When is the last time your truly tasted your food? It’s been a while, hasn’t it? Challenge yourself to taste each bite before you start to chew. Speaking of chewing, chew mindfully; challenge yourself to chew each bite around 10 times; you probably swallow at around 2-3! Pay attention to the way the flavor and texture of your food changes. Engage your other senses, too! By savoring each bite, you will enjoy less food — and still feel satisfied. I find I am more satisfied when I actually engage in a meal. There is no need for deprivation when you follow this technique.

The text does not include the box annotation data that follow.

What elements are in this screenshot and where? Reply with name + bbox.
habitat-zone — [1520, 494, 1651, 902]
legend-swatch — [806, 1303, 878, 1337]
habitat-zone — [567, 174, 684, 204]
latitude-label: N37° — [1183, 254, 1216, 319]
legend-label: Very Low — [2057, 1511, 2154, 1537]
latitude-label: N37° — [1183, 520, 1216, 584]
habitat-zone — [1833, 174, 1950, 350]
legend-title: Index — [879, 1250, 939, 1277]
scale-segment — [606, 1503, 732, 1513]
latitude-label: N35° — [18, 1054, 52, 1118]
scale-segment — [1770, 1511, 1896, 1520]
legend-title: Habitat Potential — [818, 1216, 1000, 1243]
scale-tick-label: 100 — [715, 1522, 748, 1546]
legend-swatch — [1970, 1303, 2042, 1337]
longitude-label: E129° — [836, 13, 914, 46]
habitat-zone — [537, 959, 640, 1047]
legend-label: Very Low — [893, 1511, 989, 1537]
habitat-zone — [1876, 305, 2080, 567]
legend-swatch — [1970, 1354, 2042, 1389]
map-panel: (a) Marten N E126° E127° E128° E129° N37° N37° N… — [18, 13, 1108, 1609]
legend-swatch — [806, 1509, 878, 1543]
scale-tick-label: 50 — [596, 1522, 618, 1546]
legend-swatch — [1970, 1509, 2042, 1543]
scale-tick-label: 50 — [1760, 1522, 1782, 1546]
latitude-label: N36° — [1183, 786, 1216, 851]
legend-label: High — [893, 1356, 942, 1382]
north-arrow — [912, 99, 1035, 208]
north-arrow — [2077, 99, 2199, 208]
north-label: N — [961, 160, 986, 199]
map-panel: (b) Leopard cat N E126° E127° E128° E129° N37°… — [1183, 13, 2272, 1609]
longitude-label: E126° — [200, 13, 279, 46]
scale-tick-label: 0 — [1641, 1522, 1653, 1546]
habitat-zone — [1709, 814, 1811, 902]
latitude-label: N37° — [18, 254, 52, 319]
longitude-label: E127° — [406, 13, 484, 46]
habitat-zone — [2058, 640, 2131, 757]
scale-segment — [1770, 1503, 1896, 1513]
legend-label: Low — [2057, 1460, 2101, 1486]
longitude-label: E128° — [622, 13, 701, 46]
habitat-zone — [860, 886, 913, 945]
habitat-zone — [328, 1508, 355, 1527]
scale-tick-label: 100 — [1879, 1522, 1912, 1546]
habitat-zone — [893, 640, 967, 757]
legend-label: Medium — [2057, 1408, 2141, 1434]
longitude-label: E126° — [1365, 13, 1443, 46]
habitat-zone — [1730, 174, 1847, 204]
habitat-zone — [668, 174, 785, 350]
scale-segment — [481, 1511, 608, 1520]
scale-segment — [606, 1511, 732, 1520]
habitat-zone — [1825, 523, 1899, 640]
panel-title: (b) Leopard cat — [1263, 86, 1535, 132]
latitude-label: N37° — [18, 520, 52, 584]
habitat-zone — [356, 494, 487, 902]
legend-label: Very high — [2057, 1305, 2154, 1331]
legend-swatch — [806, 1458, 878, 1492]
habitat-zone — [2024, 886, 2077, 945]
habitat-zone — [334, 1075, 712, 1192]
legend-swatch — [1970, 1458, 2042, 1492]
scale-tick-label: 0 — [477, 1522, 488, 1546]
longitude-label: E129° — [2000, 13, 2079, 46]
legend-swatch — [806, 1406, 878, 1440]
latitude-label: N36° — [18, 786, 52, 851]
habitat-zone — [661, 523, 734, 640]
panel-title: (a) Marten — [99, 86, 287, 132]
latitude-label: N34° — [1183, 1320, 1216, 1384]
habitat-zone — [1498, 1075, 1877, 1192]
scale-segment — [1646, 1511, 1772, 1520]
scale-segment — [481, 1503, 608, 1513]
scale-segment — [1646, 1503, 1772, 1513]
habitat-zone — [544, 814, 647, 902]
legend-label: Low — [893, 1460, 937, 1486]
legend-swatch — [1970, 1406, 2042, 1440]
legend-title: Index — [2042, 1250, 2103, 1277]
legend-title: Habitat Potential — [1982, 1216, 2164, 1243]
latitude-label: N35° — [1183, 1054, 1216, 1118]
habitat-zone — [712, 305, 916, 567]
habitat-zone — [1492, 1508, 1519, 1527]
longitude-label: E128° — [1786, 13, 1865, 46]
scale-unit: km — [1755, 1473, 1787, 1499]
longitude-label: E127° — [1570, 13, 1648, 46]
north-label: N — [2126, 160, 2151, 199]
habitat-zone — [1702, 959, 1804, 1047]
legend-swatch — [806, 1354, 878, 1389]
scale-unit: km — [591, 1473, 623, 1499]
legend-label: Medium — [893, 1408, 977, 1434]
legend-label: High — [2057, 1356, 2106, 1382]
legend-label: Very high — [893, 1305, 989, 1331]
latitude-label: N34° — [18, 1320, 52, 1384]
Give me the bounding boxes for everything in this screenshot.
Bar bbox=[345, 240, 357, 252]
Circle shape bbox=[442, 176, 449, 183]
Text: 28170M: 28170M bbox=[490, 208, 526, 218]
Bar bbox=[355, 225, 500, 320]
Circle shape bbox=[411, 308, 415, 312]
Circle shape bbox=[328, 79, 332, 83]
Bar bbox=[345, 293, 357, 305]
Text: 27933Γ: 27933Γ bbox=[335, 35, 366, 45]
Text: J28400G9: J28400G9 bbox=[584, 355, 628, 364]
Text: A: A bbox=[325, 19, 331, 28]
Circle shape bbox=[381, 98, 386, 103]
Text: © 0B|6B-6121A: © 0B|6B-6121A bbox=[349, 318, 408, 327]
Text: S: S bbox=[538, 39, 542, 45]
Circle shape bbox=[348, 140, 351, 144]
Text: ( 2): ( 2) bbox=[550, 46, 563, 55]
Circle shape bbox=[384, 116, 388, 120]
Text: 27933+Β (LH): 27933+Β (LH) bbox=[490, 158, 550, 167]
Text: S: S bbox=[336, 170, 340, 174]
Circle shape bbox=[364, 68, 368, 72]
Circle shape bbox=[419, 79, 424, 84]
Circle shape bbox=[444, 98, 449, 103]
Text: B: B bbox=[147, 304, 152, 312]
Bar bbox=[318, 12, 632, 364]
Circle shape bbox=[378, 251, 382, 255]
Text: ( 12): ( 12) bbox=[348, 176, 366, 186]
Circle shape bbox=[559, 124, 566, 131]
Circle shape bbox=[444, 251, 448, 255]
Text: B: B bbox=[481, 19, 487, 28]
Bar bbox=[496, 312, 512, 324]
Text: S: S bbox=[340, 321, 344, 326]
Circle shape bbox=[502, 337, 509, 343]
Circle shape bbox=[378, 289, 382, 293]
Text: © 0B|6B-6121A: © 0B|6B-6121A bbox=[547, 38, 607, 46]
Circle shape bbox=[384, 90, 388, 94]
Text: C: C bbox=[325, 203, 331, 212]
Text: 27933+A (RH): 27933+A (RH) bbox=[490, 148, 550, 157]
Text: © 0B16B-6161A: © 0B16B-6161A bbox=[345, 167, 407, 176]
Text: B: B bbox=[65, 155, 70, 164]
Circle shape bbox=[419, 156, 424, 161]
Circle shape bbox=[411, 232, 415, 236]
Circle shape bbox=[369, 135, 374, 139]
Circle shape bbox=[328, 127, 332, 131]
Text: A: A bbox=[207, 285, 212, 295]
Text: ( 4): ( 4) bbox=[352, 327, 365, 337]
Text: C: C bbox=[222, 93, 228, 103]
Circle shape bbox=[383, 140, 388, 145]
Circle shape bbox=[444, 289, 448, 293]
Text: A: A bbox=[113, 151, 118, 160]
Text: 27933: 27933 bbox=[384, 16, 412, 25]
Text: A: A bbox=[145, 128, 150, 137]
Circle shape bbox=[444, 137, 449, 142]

Try This: Be it ice cream, spinach — or my favorite, potato chips — start by giving yourself the OKAY to enjoy the eating experience and really taste each bite. Savor them actually. The result is satisfaction and food gratitude. Guilt and shame don’t live here. Joy does! Yum!
Cashew Chocolate Truffles
¾ cup full fat coconut milk
10 oz dark chocolate chips
¼ cup cashew butter
¼ cup unsweetened cocoa powder
Place chocolate chips in medium heat-safe (glass or metal) bowl and set aside. Heat coconut milk in a small saucepan until it is simmering. Pour hot coconut milk over chopped chocolate, then gently whisk together until chocolate is melted and smooth. Stir in cashew butter. Cover chocolate mixture and refrigerate until it is firm enough to scoop, about 30-45 minutes. (If you wait to0 long it will become too firm to work with.) Dust your hands lightly with cocoa powder. Use a spoon or a small candy scoop to form small balls from ganache, and roll between your hands to make round. Finish by rolling them in a thin coating of cocoa powder. Freeze or refrigerate until ready to serve.